A un certo punto sulla destra, circondata dai faggi e i sassi di una vecchia mulattiera, c’era l’antica fonte termale ormai in rovina. Un noce era riuscito non si sa come a nascere al suo interno e ora i suoi rami spuntavano dal tetto sfondato. In teoria l’acqua doveva essere stata miracolosa, poi dopo un terremoto la fonte era scomparsa sottoterra e nessuno ne aveva saputo più niente. Per Sabrina un segno divino che nulla di buono poteva crescere e rimanere in quel paese.

Arrivati a quello che era il centro, una via di sanpietrini lunga trecento metri, passarono davanti alla biblioteca comunale. Chiusa. Era aperta solo la mattina perché le scuole ci portavano i bambini a prendere dei libriccini e a leggere delle fiabe. Di pomeriggio invece, apriva il martedì e il giovedì, dalle quindici alle diciassette. Leggere, da loro, non era mai stato una grande priorità. Era visto quasi come un lusso, qualcosa che potevano permettersi solo in pochi, quelli che avevano tempo da perdere, una roba da “studiati”. A sentire nonna, però, le cose stavano cambiando grazie agli sforzi di una giovane bibliotecaria.

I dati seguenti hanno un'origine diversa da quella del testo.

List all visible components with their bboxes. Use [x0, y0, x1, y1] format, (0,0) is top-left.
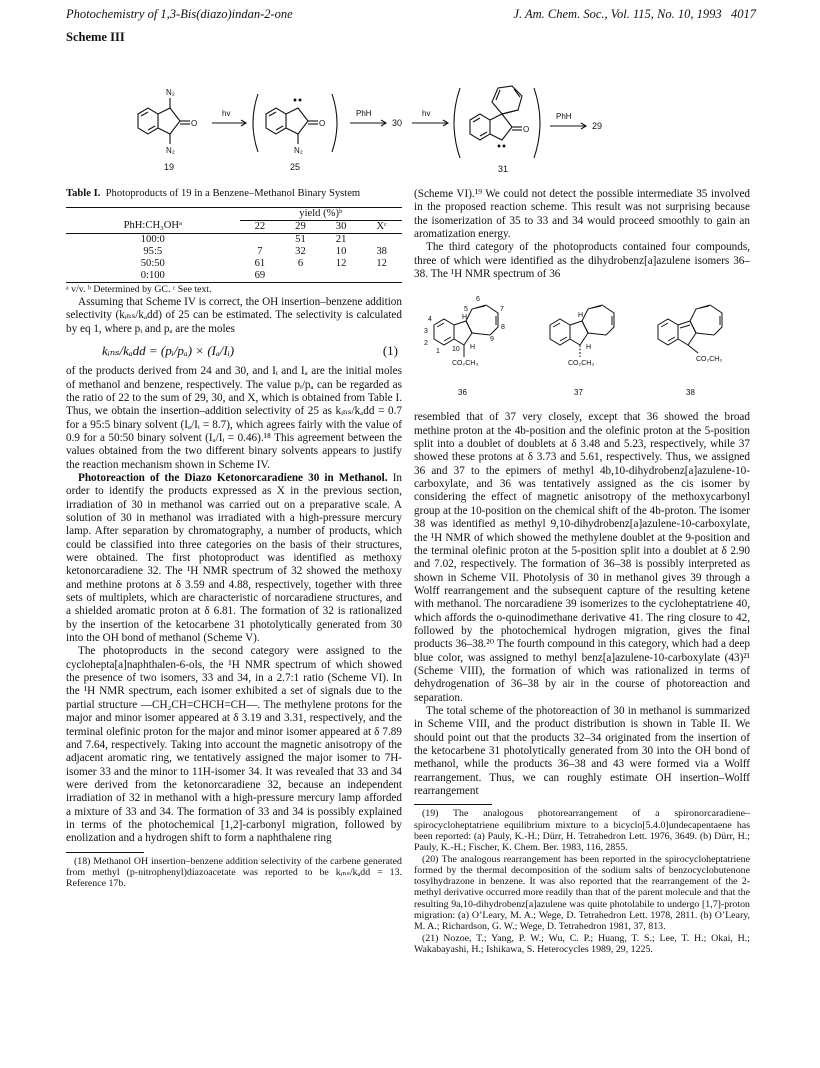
locant-6: 6	[476, 296, 480, 304]
footnote-20: (20) The analogous rearrangement has been reported in the spirocycloheptatriene formed by the thermal decomposition of the sodium salts of benzocyclobutenone tosylhydrazone in benzene. It was also reported that the rearrangement of the 2-methyl derivative occurred more readily than that of the parent molecule and that the resulting 9a,10-dihydrobenz[a]azulene was quite photolabile to undergo [1,7]-proton migration: (a) O’Leary, M. A.; Wege, D. Tetrahedron Lett. 1978, 2811. (b) O’Leary, M. A.; Richardson, G. W.; Wege, D. Tetrahedron 1981, 37, 813.	[414, 853, 750, 933]
table-i-footnote: ᵃ v/v. ᵇ Determined by GC. ᶜ See text.	[66, 283, 212, 295]
o-label-19: O	[191, 119, 198, 128]
locant-5: 5	[464, 306, 468, 314]
hv-label-2: hv	[422, 109, 431, 118]
h-label-36a: H	[462, 314, 468, 322]
table-row	[66, 270, 402, 283]
hv-label-1: hv	[222, 109, 231, 118]
table-cell: 7	[257, 245, 263, 257]
table-cell: 61	[254, 257, 266, 269]
compound-37-label: 37	[574, 388, 583, 398]
table-col-header: PhH:CH₃OHᵃ	[66, 220, 240, 233]
locant-3: 3	[424, 328, 428, 336]
locant-1: 1	[436, 348, 440, 356]
footnote-divider	[66, 852, 144, 853]
co2ch3-label-37: CO₂CH₃	[568, 360, 595, 368]
equation-expression: kᵢₙₛ/kₐdd = (pᵢ/pₐ) × (Iₐ/Iᵢ)	[102, 342, 235, 358]
table-i-caption-text: Photoproducts of 19 in a Benzene–Methanol Binary System	[105, 188, 361, 199]
h-label-37a: H	[578, 312, 584, 320]
locant-9: 9	[490, 336, 494, 344]
structures-36-38-figure	[414, 287, 750, 405]
table-i	[66, 207, 402, 283]
right-column	[414, 188, 750, 955]
compound-19-structure	[138, 98, 190, 144]
table-cell: 12	[376, 257, 387, 269]
left-column	[66, 188, 402, 889]
paragraph-with-heading	[66, 472, 402, 645]
compound-38-structure	[658, 305, 722, 353]
n2-bottom-label: N₂	[166, 146, 175, 155]
table-row	[66, 258, 402, 270]
table-cell: 10	[335, 245, 347, 257]
paragraph: The third category of the photoproducts contained four compounds, three of which were identified as the dihydrobenz[a]azulene isomers 36–38. The ¹H NMR spectrum of 36	[414, 241, 750, 281]
locant-8: 8	[501, 324, 505, 332]
table-col-header: 29	[280, 220, 321, 233]
h-label-36b: H	[470, 344, 476, 352]
table-cell	[361, 233, 402, 246]
table-cell	[321, 270, 362, 283]
table-cell: 50:50	[140, 257, 165, 269]
table-cell: 51	[295, 233, 306, 245]
scheme-iii-diagram	[130, 78, 750, 176]
section-heading: Photoreaction of the Diazo Ketonorcaradiene 30 in Methanol.	[78, 471, 388, 484]
equation-number: (1)	[382, 342, 398, 358]
phh-label-2: PhH	[556, 112, 572, 121]
paragraph-text: In order to identify the products expressed as X in the previous section, irradiation of 30 in methanol was carried out on a preparative scale. A solution of 30 in methanol was irradiated with a high-pressure mercury lamp. After separation by chromatography, a number of products, which could be classified into three categories on the basis of their structures, were obtained. The first photoproduct was identified as methoxy ketonorcaradiene 32. The ¹H NMR spectrum of 32 showed the methoxy and methine protons at δ 3.59 and 4.88, respectively, together with three sets of multiplets, which are characteristic of norcaradiene structures, and a shielded aromatic proton at δ 6.81. The formation of 32 is rationalized by the insertion of the ketocarbene 31 photolytically generated from 30 into the OH bond of methanol (Scheme V).	[66, 471, 403, 645]
table-col-header: 30	[321, 220, 362, 233]
running-title: Photochemistry of 1,3-Bis(diazo)indan-2-one	[66, 7, 293, 21]
footnote-18: (18) Methanol OH insertion–benzene addition selectivity of the carbene generated from methyl (p-nitrophenyl)diazoacetate was reported to be kᵢₙₛ/kₐdd = 13. Reference 17b.	[66, 855, 402, 890]
compound-25-structure	[266, 99, 318, 144]
table-row	[66, 233, 402, 246]
paragraph: resembled that of 37 very closely, except that 36 showed the broad methine proton at the 4b-position and the olefinic proton at the 5-position split into a doublet of doublets at δ 3.48 and 5.23, respectively, while 37 showed these protons at δ 3.73 and 5.61, respectively. Thus, we assigned 36 and 37 to the epimers of methyl 4b,10-dihydrobenz[a]azulene-10-carboxylate, and 36 was tentatively assigned as the cis isomer by considering the effect of magnetic anisotropy of the methoxycarbonyl group at the 10-position on the chemical shift of the 4b-proton. The isomer 38 was identified as methyl 9,10-dihydrobenz[a]azulene-10-carboxylate, the ¹H NMR of which showed the methylene doublet at the 9-position and the terminal olefinic proton at the 5-position split into a doublet at δ 2.90 and 7.02, respectively. The formation of 36–38 is possibly interpreted as shown in Scheme VII. Photolysis of 30 in methanol gives 39 through a Wolff rearrangement and the subsequent capture of the resulting ketene with methanol. The norcaradiene 39 isomerizes to the cycloheptatriene 40, which affords the o-quinodimethane derivative 41. The ring closure to 42, followed by the photochemical hydrogen migration, gives the final products 36–38.²⁰ The fourth compound in this category, which had a deep blue color, was assigned to methyl benz[a]azulene-10-carboxylate (43)²¹ (Scheme VIII), the formation of which was rationalized in terms of dehydrogenation of 36–38 by air in the course of photoreaction and separation.	[414, 411, 750, 704]
table-row	[66, 246, 402, 258]
compound-30-label: 30	[392, 118, 403, 128]
structures-svg	[414, 287, 750, 405]
n2-mid-label: N₂	[294, 146, 303, 155]
compound-19-label: 19	[164, 162, 175, 172]
paragraph: of the products derived from 24 and 30, and Iᵢ and Iₐ are the initial moles of methanol and benzene, respectively. The value pᵢ/pₐ can be regarded as the ratio of 22 to the sum of 29, 30, and X, which is obtained from Table I. Thus, we obtain the insertion–addition selectivity of 25 as kᵢₙₛ/kₐdd = 0.7 for a 95:5 binary solvent (Iₐ/Iᵢ = 8.7), which agrees fairly with the value of 0.9 for a 50:50 binary solvent (Iₐ/Iᵢ = 0.46).¹⁸ This agreement between the values obtained from the two different binary solvents appears to justify the reaction mechanism shown in Scheme IV.	[66, 365, 402, 471]
journal-citation	[513, 4, 756, 24]
paragraph: (Scheme VI).¹⁹ We could not detect the possible intermediate 35 involved in the proposed reaction scheme. This result was not surprising because the isomerization of 35 to 33 and 34 would proceed smoothly to gain an aromatization energy.	[414, 188, 750, 241]
equation-1	[66, 336, 402, 365]
o-label-25: O	[319, 119, 326, 128]
running-header	[66, 4, 756, 24]
co2ch3-label-36: CO₂CH₃	[452, 360, 479, 368]
table-cell: 6	[297, 257, 304, 269]
compound-29-label: 29	[592, 121, 603, 131]
table-cell: 100:0	[140, 233, 165, 245]
table-cell: 0:100	[66, 270, 240, 283]
compound-31-label: 31	[498, 164, 509, 174]
paragraph: Assuming that Scheme IV is correct, the OH insertion–benzene addition selectivity (kᵢₙₛ/kₐdd) of 25 can be estimated. The selectivity is calculated by eq 1, where pᵢ and pₐ are the moles	[66, 295, 402, 335]
footnote-19: (19) The analogous photorearrangement of a spironorcaradiene–spirocycloheptatriene equilibrium mixture to a bicyclo[5.4.0]undecapentaene has been reported: (a) Pauly, K.-H.; Dürr, H. Tetrahedron Lett. 1976, 3649. (b) Dürr, H.; Pauly, K.-H.; Fischer, K. Chem. Ber. 1983, 116, 2855.	[414, 808, 750, 854]
table-yield-header: yield (%)ᵇ	[240, 207, 402, 220]
page-number: 4017	[731, 7, 756, 21]
footnote-divider	[414, 804, 492, 805]
n2-top-label: N₂	[166, 88, 175, 97]
table-header-row	[66, 220, 402, 233]
compound-25-label: 25	[290, 162, 301, 172]
table-cell: 12	[335, 257, 347, 269]
locant-10: 10	[452, 346, 460, 354]
table-cell	[280, 270, 321, 283]
table-cell: 69	[240, 270, 281, 283]
compound-31-structure	[470, 86, 522, 147]
table-col-header: Xᶜ	[361, 220, 402, 233]
table-cell: 21	[335, 233, 347, 245]
compound-36-label: 36	[458, 388, 467, 398]
journal-ref: J. Am. Chem. Soc., Vol. 115, No. 10, 1993	[513, 7, 722, 21]
table-i-caption	[66, 188, 402, 201]
table-cell	[240, 233, 281, 246]
locant-4: 4	[428, 316, 432, 324]
paragraph: The total scheme of the photoreaction of 30 in methanol is summarized in Scheme VIII, and the product distribution is shown in Table II. We should point out that the products 32–34 originated from the insertion of the ketocarbene 31 photolytically generated from 30 into the OH bond of methanol, while the products 36–38 and 43 were formed via a Wolff rearrangement. Thus, we can roughly estimate OH insertion–Wolff rearrangement	[414, 704, 750, 798]
o-label-31: O	[523, 125, 530, 134]
h-label-37b: H	[586, 344, 592, 352]
locant-7: 7	[500, 306, 504, 314]
table-i-caption-label: Table I.	[66, 188, 101, 199]
table-cell: 95:5	[143, 245, 163, 257]
phh-label-1: PhH	[356, 109, 372, 118]
paragraph: The photoproducts in the second category were assigned to the cyclohepta[a]naphthalen-6-ols, the ¹H NMR spectrum of which showed the presence of two isomers, 33 and 34, in a 2.7:1 ratio (Scheme VI). In the ¹H NMR spectrum, each isomer exhibited a set of signals due to the partial structure —CH₂CH=CHCH=CH—. The methylene protons for the major and minor isomer appeared at δ 3.19 and 3.31, respectively, and the terminal olefinic proton for the major and minor isomer appeared at δ 7.89 and 7.64, respectively. Taking into account the magnetic anisotropy of the adjacent aromatic ring, we tentatively assigned the major isomer to 7H-isomer 33 and the minor to 11H-isomer 34. It was revealed that 33 and 34 were derived from the ketonorcaradiene 32, because an independent irradiation of 32 in methanol with a high-pressure mercury lamp afforded a mixture of 33 and 34. The formation of 33 and 34 is possibly explained in terms of the photochemical [1,2]-carbonyl migration, followed by enolization and a hydrogen shift to form a naphthalene ring	[66, 645, 402, 845]
co2ch3-label-38: CO₂CH₃	[696, 356, 723, 364]
table-cell	[361, 270, 402, 283]
compound-38-label: 38	[686, 388, 695, 398]
footnote-21: (21) Nozoe, T.; Yang, P. W.; Wu, C. P.; Huang, T. S.; Lee, T. H.; Okai, H.; Wakabayashi, H.; Ishikawa, S. Heterocycles 1989, 29, 1225.	[414, 932, 750, 955]
table-col-header: 22	[240, 220, 281, 233]
table-cell: 32	[295, 245, 306, 257]
locant-2: 2	[424, 340, 428, 348]
scheme-title: Scheme III	[66, 30, 125, 44]
table-cell: 38	[376, 245, 387, 257]
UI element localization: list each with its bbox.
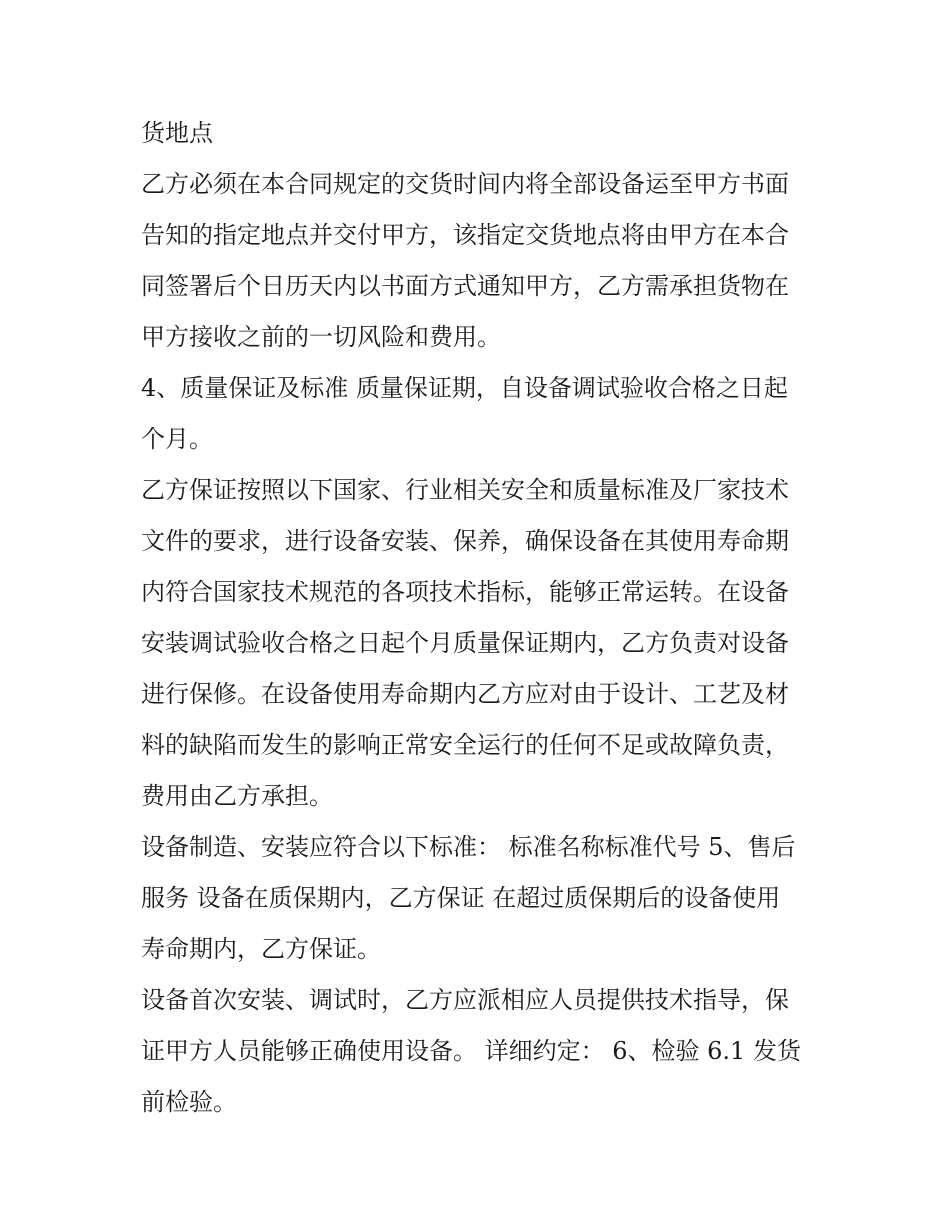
text-line-16: 服务 设备在质保期内，乙方保证 在超过质保期后的设备使用 xyxy=(141,884,781,912)
text-line-11: 安装调试验收合格之日起个月质量保证期内，乙方负责对设备 xyxy=(141,629,789,657)
text-line-1: 货地点 xyxy=(141,119,213,147)
text-line-12: 进行保修。在设备使用寿命期内乙方应对由于设计、工艺及材 xyxy=(141,680,789,708)
text-line-18: 设备首次安装、调试时，乙方应派相应人员提供技术指导，保 xyxy=(141,986,789,1014)
text-line-6: 4、质量保证及标准 质量保证期，自设备调试验收合格之日起 xyxy=(141,374,788,402)
document-body xyxy=(141,108,821,1128)
text-line-4: 同签署后个日历天内以书面方式通知甲方，乙方需承担货物在 xyxy=(141,272,789,300)
text-line-9: 文件的要求，进行设备安装、保养，确保设备在其使用寿命期 xyxy=(141,527,789,555)
text-line-7: 个月。 xyxy=(141,425,213,453)
text-line-3: 告知的指定地点并交付甲方，该指定交货地点将由甲方在本合 xyxy=(141,221,789,249)
text-line-17: 寿命期内，乙方保证。 xyxy=(141,935,381,963)
text-line-8: 乙方保证按照以下国家、行业相关安全和质量标准及厂家技术 xyxy=(141,476,789,504)
text-line-13: 料的缺陷而发生的影响正常安全运行的任何不足或故障负责， xyxy=(141,731,789,759)
text-line-20: 前检验。 xyxy=(141,1088,237,1116)
text-line-2: 乙方必须在本合同规定的交货时间内将全部设备运至甲方书面 xyxy=(141,170,789,198)
text-line-10: 内符合国家技术规范的各项技术指标，能够正常运转。在设备 xyxy=(141,578,789,606)
text-line-19: 证甲方人员能够正确使用设备。 详细约定： 6、检验 6.1 发货 xyxy=(141,1037,801,1065)
text-line-5: 甲方接收之前的一切风险和费用。 xyxy=(141,323,501,351)
text-line-15: 设备制造、安装应符合以下标准： 标准名称标准代号 5、售后 xyxy=(141,833,796,861)
text-line-14: 费用由乙方承担。 xyxy=(141,782,333,810)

Seduti ai tavolini di plastica verde bosco c’erano loro, i coscritti. Quelli che l’avevano fatta sentire sbagliata, strana, la sapientona, l’occhialuta.

Erano invecchiati, ormai adulti. Alcune delle compagne delle elementari erano con le carrozzine e tenevano piccoli mostriciattoli urlanti in braccio. Erano cambiati, come era cambiata lei. Ma le ferite erano ancora profonde.

Seduta su quella sedia sdrucita che le avrebbe sicuramente lasciato il segno sulle gambe, Sabrina li osservava distaccata come se fossero una delle sue cellule al microscopio.

Avevano scelto quella vita, quel luogo che sentivano come loro, a cui appartenevano. Lei no, aveva sempre voluto qualcosa di più, e finalmente dopo anni di ricerca lo aveva trovato, il suo posto. Era un appartamento di due stanze e un bagno, con una libreria, incurvata leggermente in alcuni punti, che straripava di romanzi e libri scientifici in italiano e tedesco. Era una piccola cucina con un tavolo dell’Ikea e delle calamite di musei e attrattive turistiche attaccate sul forno. Erano due braccia che la stringevano in un abbraccio, per la prima volta senza stritolarla.

Aveva trovato la sua casa.

Lontana da quel bar e da quelle montagne. E andava bene così.

Guardando Daniele negli occhi, marroni come la corteccia dei loro amati castagni, gli stessi che la guardavano dall’altro lato di una sabbiera e si rincorrevano con il triciclo, sorrise con in mano il suo bicchiere di cedrata: «Prost!».